En quittant la salle, je ne le vois pas parmi la foule, un sms pour m’assurer qu’il n’a pas changé de numéro. Je reçois la réponse « Pas mal le film ». Oui très bien même, intelligent, quoi d’autre encore… Tant.
Dimanche 30
Il parle peu, elle parle peu, il conduit, elle attend. Pas le chauffeur, mais son mari qui est en tôle alors que le héros est en caisse, lui. Et tout le monde encaisse. Comment ça je ne suis ni clair ni drôle avec mes devosseries à trois sesterces ? Bon, le film c’était Drive, et ça change un peu, ah oui, ça, ça change des films français avec lesquels il nous bassine, ah oui ça ça change, c’est du film de mec ça au moins, ah oui ça au moins oui ça c’est sûr.
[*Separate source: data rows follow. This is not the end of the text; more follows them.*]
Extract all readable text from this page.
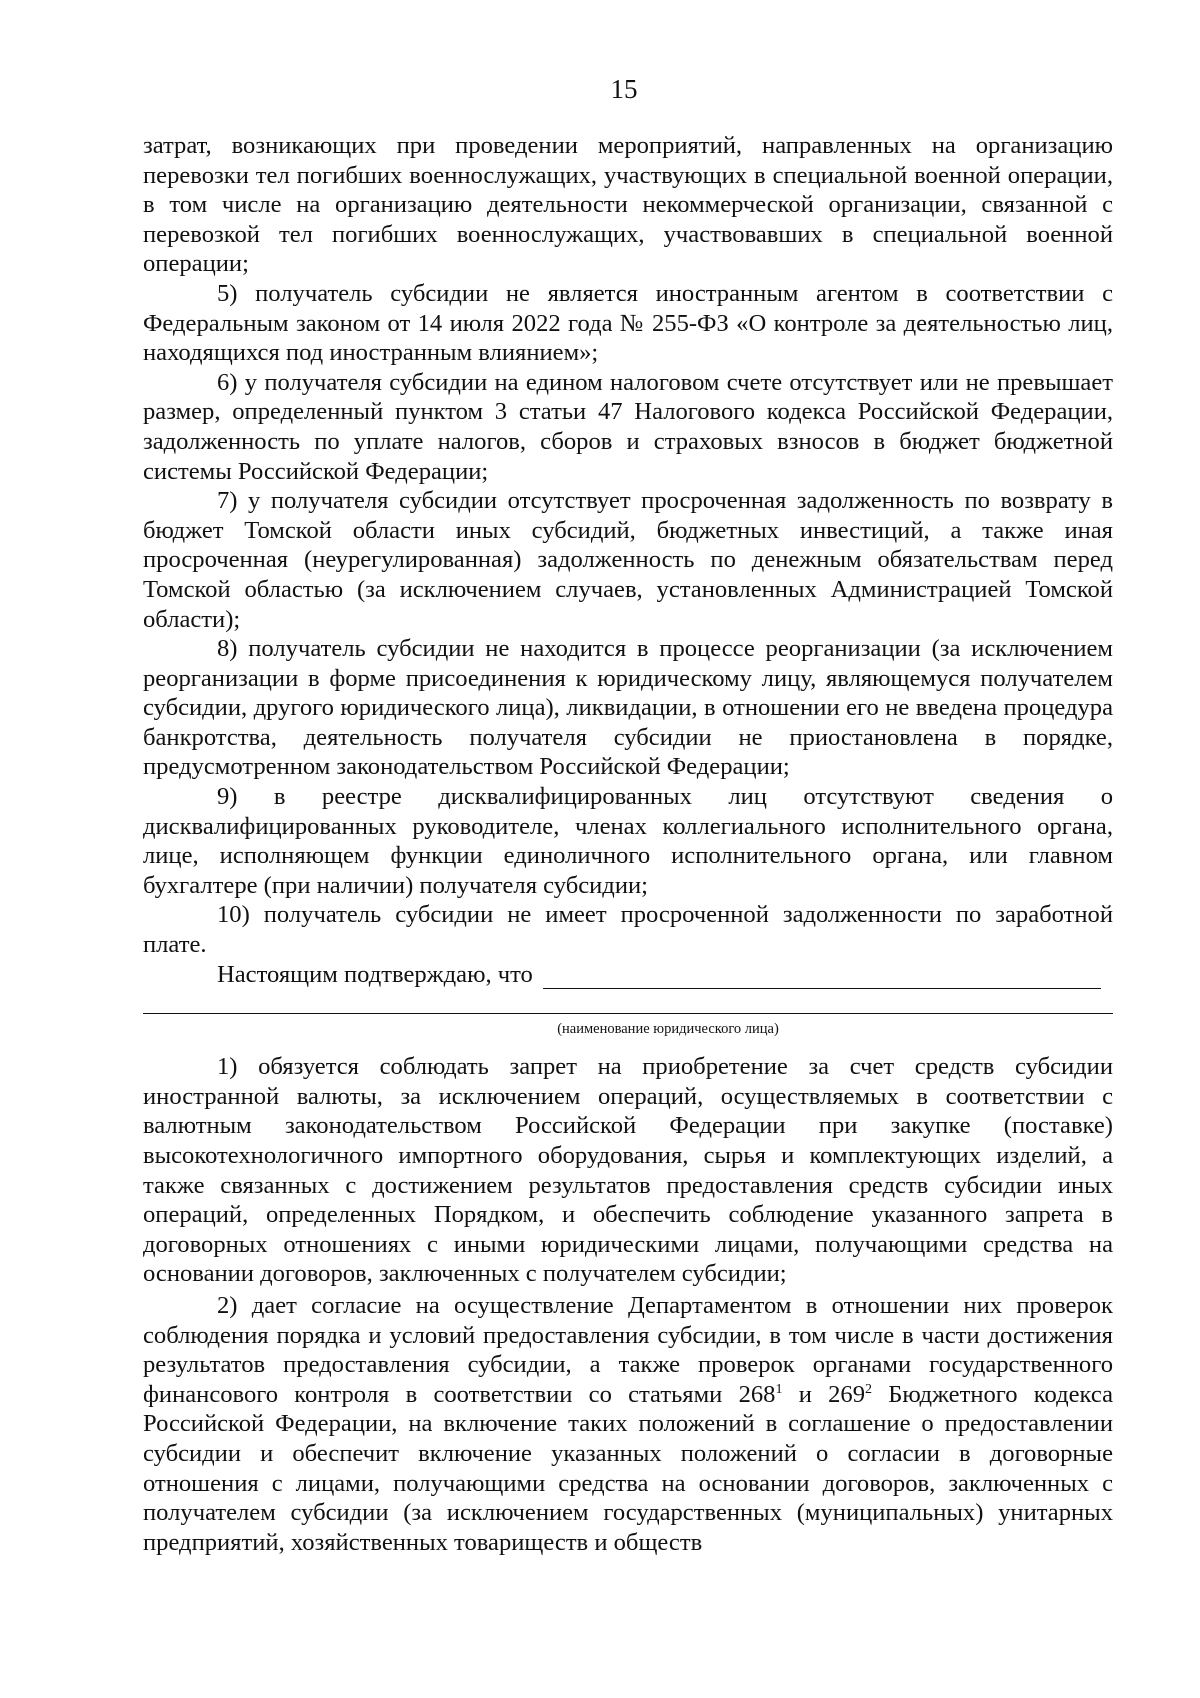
15

затрат, возникающих при проведении мероприятий, направленных на организацию перевозки тел погибших военнослужащих, участвующих в специальной военной операции, в том числе на организацию деятельности некоммерческой организации, связанной с перевозкой тел погибших военнослужащих, участвовавших в специальной военной операции;

5) получатель субсидии не является иностранным агентом в соответствии с Федеральным законом от 14 июля 2022 года № 255-ФЗ «О контроле за деятельностью лиц, находящихся под иностранным влиянием»;

6) у получателя субсидии на едином налоговом счете отсутствует или не превышает размер, определенный пунктом 3 статьи 47 Налогового кодекса Российской Федерации, задолженность по уплате налогов, сборов и страховых взносов в бюджет бюджетной системы Российской Федерации;

7) у получателя субсидии отсутствует просроченная задолженность по возврату в бюджет Томской области иных субсидий, бюджетных инвестиций, а также иная просроченная (неурегулированная) задолженность по денежным обязательствам перед Томской областью (за исключением случаев, установленных Администрацией Томской области);

8) получатель субсидии не находится в процессе реорганизации (за исключением реорганизации в форме присоединения к юридическому лицу, являющемуся получателем субсидии, другого юридического лица), ликвидации, в отношении его не введена процедура банкротства, деятельность получателя субсидии не приостановлена в порядке, предусмотренном законодательством Российской Федерации;

9) в реестре дисквалифицированных лиц отсутствуют сведения о дисквалифицированных руководителе, членах коллегиального исполнительного органа, лице, исполняющем функции единоличного исполнительного органа, или главном бухгалтере (при наличии) получателя субсидии;

10) получатель субсидии не имеет просроченной задолженности по заработной плате.

Настоящим подтверждаю, что
(наименование юридического лица)

1) обязуется соблюдать запрет на приобретение за счет средств субсидии иностранной валюты, за исключением операций, осуществляемых в соответствии с валютным законодательством Российской Федерации при закупке (поставке) высокотехнологичного импортного оборудования, сырья и комплектующих изделий, а также связанных с достижением результатов предоставления средств субсидии иных операций, определенных Порядком, и обеспечить соблюдение указанного запрета в договорных отношениях с иными юридическими лицами, получающими средства на основании договоров, заключенных с получателем субсидии;

2) дает согласие на осуществление Департаментом в отношении них проверок соблюдения порядка и условий предоставления субсидии, в том числе в части достижения результатов предоставления субсидии, а также проверок органами государственного финансового контроля в соответствии со статьями $268^1$ и $269^2$ Бюджетного кодекса Российской Федерации, на включение таких положений в соглашение о предоставлении субсидии и обеспечит включение указанных положений о согласии в договорные отношения с лицами, получающими средства на основании договоров, заключенных с получателем субсидии (за исключением государственных (муниципальных) унитарных предприятий, хозяйственных товариществ и обществ
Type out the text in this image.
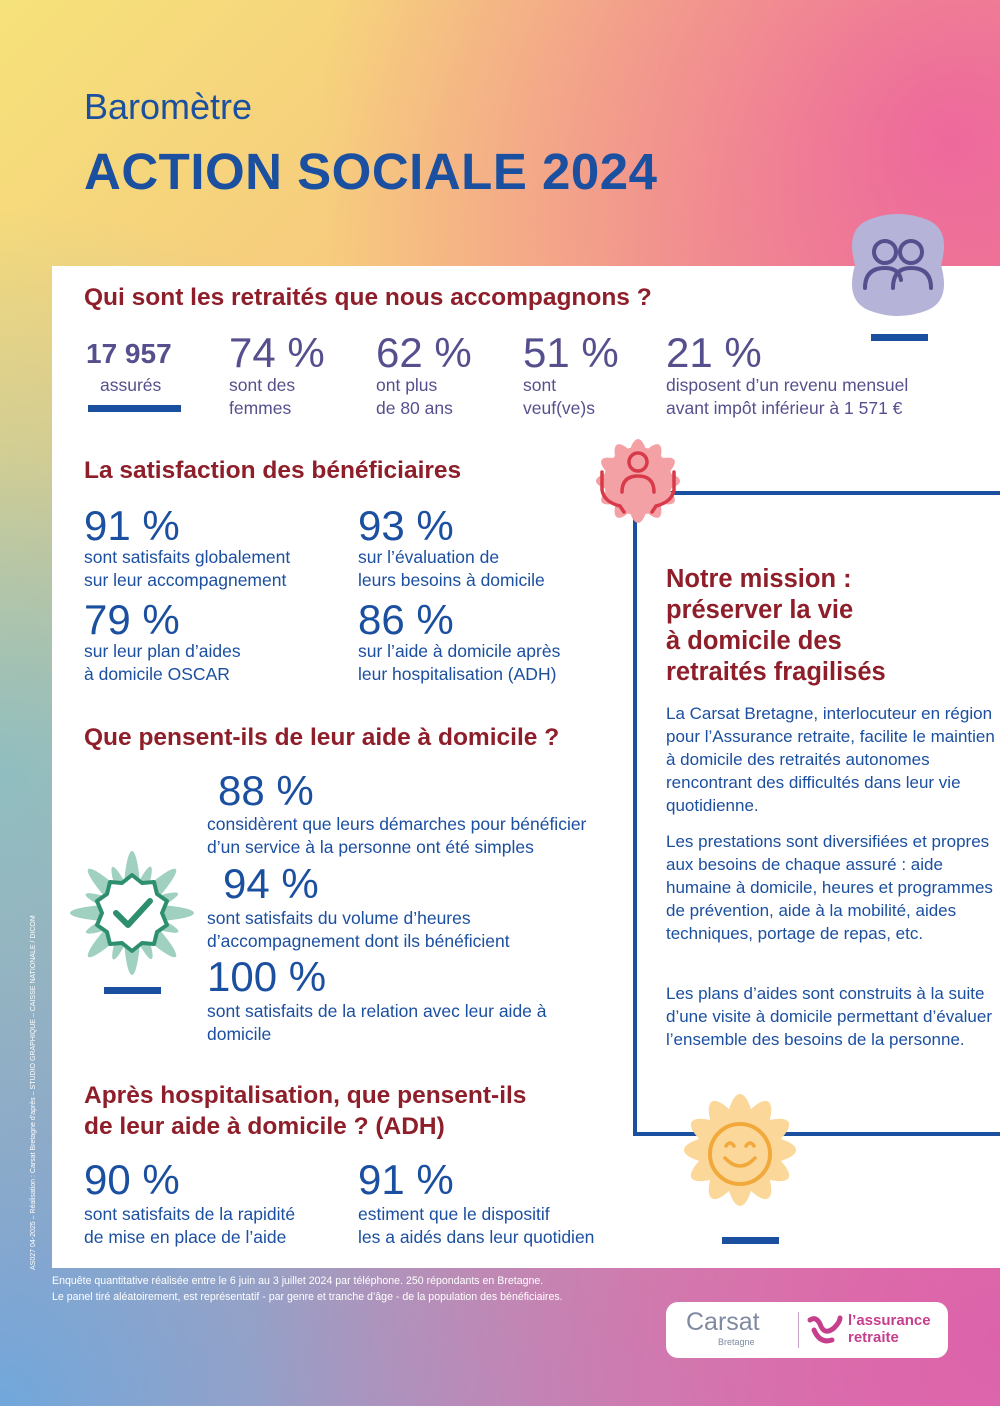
Baromètre
ACTION SOCIALE 2024
Qui sont les retraités que nous accompagnons ?
17 957
assurés
74 %
sont des
femmes
62 %
ont plus
de 80 ans
51 %
sont
veuf(ve)s
21 %
disposent d’un revenu mensuel
avant impôt inférieur à 1 571 €
La satisfaction des bénéficiaires
91 %
sont satisfaits globalement
sur leur accompagnement
93 %
sur l’évaluation de
leurs besoins à domicile
79 %
sur leur plan d’aides
à domicile OSCAR
86 %
sur l’aide à domicile après
leur hospitalisation (ADH)
Notre mission :
préserver la vie
à domicile des
retraités fragilisés
La Carsat Bretagne, interlocuteur en région pour l’Assurance retraite, facilite le maintien à domicile des retraités autonomes rencontrant des difficultés dans leur vie quotidienne.
Les prestations sont diversifiées et propres aux besoins de chaque assuré : aide humaine à domicile, heures et programmes de prévention, aide à la mobilité, aides techniques, portage de repas, etc.
Les plans d’aides sont construits à la suite d’une visite à domicile permettant d’évaluer l’ensemble des besoins de la personne.
Que pensent-ils de leur aide à domicile ?
88 %
considèrent que leurs démarches pour bénéficier
d’un service à la personne ont été simples
94 %
sont satisfaits du volume d’heures
d’accompagnement dont ils bénéficient
100 %
sont satisfaits de la relation avec leur aide à
domicile
Après hospitalisation, que pensent-ils
de leur aide à domicile ? (ADH)
90 %
sont satisfaits de la rapidité
de mise en place de l’aide
91 %
estiment que le dispositif
les a aidés dans leur quotidien
Enquête quantitative réalisée entre le 6 juin au 3 juillet 2024 par téléphone. 250 répondants en Bretagne.
Le panel tiré aléatoirement, est représentatif - par genre et tranche d’âge - de la population des bénéficiaires.
AS027 04-2025 – Réalisation : Carsat Bretagne d’après – STUDIO GRAPHIQUE – CAISSE NATIONALE / DICOM
Carsat
Bretagne
l’assurance
retraite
…De mec avec des goûts assez assurés tout de même, belle photo sur l’écran et joli manteau pour Johann B ; moi j’avais revêtu mes habits du dimanche, vous permettez, la basket jaune et le blouson qui rajeunit… Après le ciné j’ai pris un café, lui il a bu l’thé*, on a parlé… Des impressions, de ces gens que l’on n’ose pas suivre : de cette expo qui nous relie un peu. De sa moitié, de la mienne : de ce qui les relie beaucoup…
* Pardon, mon esprit puéril n’y avait jamais pensé…
Samedi 29
J’ai dans l’idée de partager la splendeur du dernier Ernaux, et donc de l’offrir à Vincent pour ce soir, cette petite soirée en l’honneur de son anniversaire. Le hasard fait joliment les choses, il s’étonne en ouvrant le paquet, il en avait parlé aujourd’hui, suite à un long article dans Le Monde, il voulait la lire, la découvrir. Il sourit ensuite avec l’autre paquet, ce Jean-Philippe Toussaint que, non plus, il n’avait pas lu. Suivirent de jolis moments, de grands rires, des petites folies, des discussions sanguinolentes, des cui cui et des rou rou. La soirée appeaux, c’est la soirée happy.
Vendredi 28
Il reste un peu de temps avant le film, alors Beaubourg m’accueille et sa librairie me tente. Le livre est en soldes, il est en anglais, les habitués s’en douteront, vingt-deux petits euros pour ce FACE – The new photographic portrait, agréable passage en revue plutôt exhaustif (220 pages grand format tout de même) du portrait contemporain.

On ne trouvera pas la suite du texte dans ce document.